Kay Warren is an evangelical leader, author, AIDS activist, and co-founder of Saddleback Church in Southern California. Along with her husband, Rick, Warren founded Saddleback in 1980 with just a single family to fill the pews. Today it has 120-acre campus, 22,000 weekly attendees, and has provided spiritual guidance and source material to over 400,000 ministers worldwide.
In 2002, Warren became "seriously disturbed" by the scope of the AIDS epidemic; she has since set up an AIDS ministry at Saddleback and spoken out about the disease around the world. Warren is the co-founder and co-director (with her husband) of The Global PEACE Fund, which fights poverty, disease, and illiteracy.
Warren has spoken to the United Nations Global Coalition on Women and AIDS. In 2006, Warren was among eight women honored for their humanitarian efforts at the CNN Inspire Summit. Warren is the author of Foundations Participant's Guide and Dangerous Surrender: What Happens When You Say Yes to God.

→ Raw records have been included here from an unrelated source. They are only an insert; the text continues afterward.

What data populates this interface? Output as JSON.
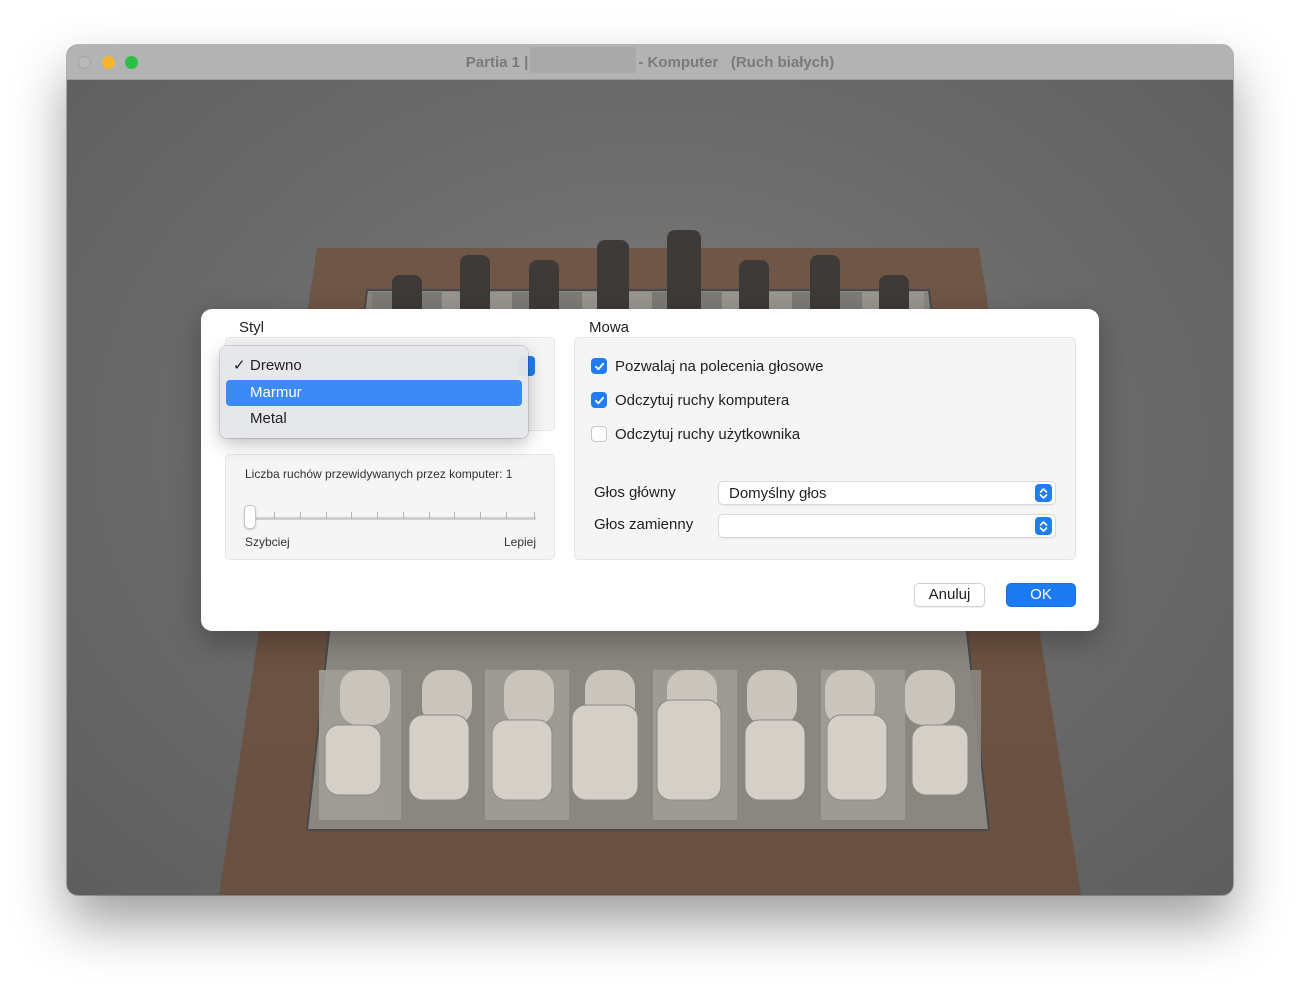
{
  "window": {
    "title_prefix": "Partia 1 |",
    "title_suffix": "- Komputer   (Ruch białych)"
  },
  "dialog": {
    "style_section": {
      "label": "Styl",
      "menu": {
        "items": [
          "Drewno",
          "Marmur",
          "Metal"
        ],
        "checked": "Drewno",
        "highlighted": "Marmur",
        "check_glyph": "✓"
      },
      "difficulty": {
        "label": "Liczba ruchów przewidywanych przez komputer: 1",
        "min_label": "Szybciej",
        "max_label": "Lepiej",
        "value": 1
      }
    },
    "speech_section": {
      "label": "Mowa",
      "checkboxes": [
        {
          "label": "Pozwalaj na polecenia głosowe",
          "checked": true
        },
        {
          "label": "Odczytuj ruchy komputera",
          "checked": true
        },
        {
          "label": "Odczytuj ruchy użytkownika",
          "checked": false
        }
      ],
      "main_voice": {
        "label": "Głos główny",
        "value": "Domyślny głos"
      },
      "alt_voice": {
        "label": "Głos zamienny",
        "value": ""
      }
    },
    "buttons": {
      "cancel": "Anuluj",
      "ok": "OK"
    }
  },
  "colors": {
    "accent": "#1f7cf2",
    "menu_highlight": "#3d8af6",
    "board_frame": "#7b6152"
  },
  "icons": {
    "close": "close-icon",
    "minimize": "minimize-icon",
    "maximize": "maximize-icon",
    "checkmark": "checkmark-icon",
    "stepper": "up-down-chevron-icon"
  }
}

Question: What inspires your AIDS work?
Warren: About five years ago, I read a magazine article that talked about AIDS in Africa. And at that moment in time, I didn’t care anything about AIDS anywhere, let alone in Africa. I didn’t realize it was a problem in the United States. I was just ignorant and misinformed. But for some reason on that one day, I picked up this magazine article and it . . . it rocked my world. It’s as though I had a blindfold on and, you know, like cotton stuffed in my ears, and they were both just gone. The blindfold was gone, the cotton was out of my ears, and I saw for the first time that this . . . that the greatest humanitarian crisis of all times was occurring right under my nose and I hadn’t paid any attention. And I think what was so shocking to me that day when I read that article was that . . . That article talked about, you know, something like 35 million . . . there were 33 million people infected with HIV. And I sat there in my living room and I go, “Do I know anybody who’s HIV positive?” And the answer was no. And it said that there were 12 million children orphaned in Africa due to AIDS. And I thought, “Can I name one orphan?” And I thought, and I couldn’t. And I . . . It was so horrifying I just threw the magazine down. It was like, “How can there be something this big and I not know it – and I not know a single person?” That changed everything for me. It started me on this journey of . . . of trying to figure out how I could be a part of that.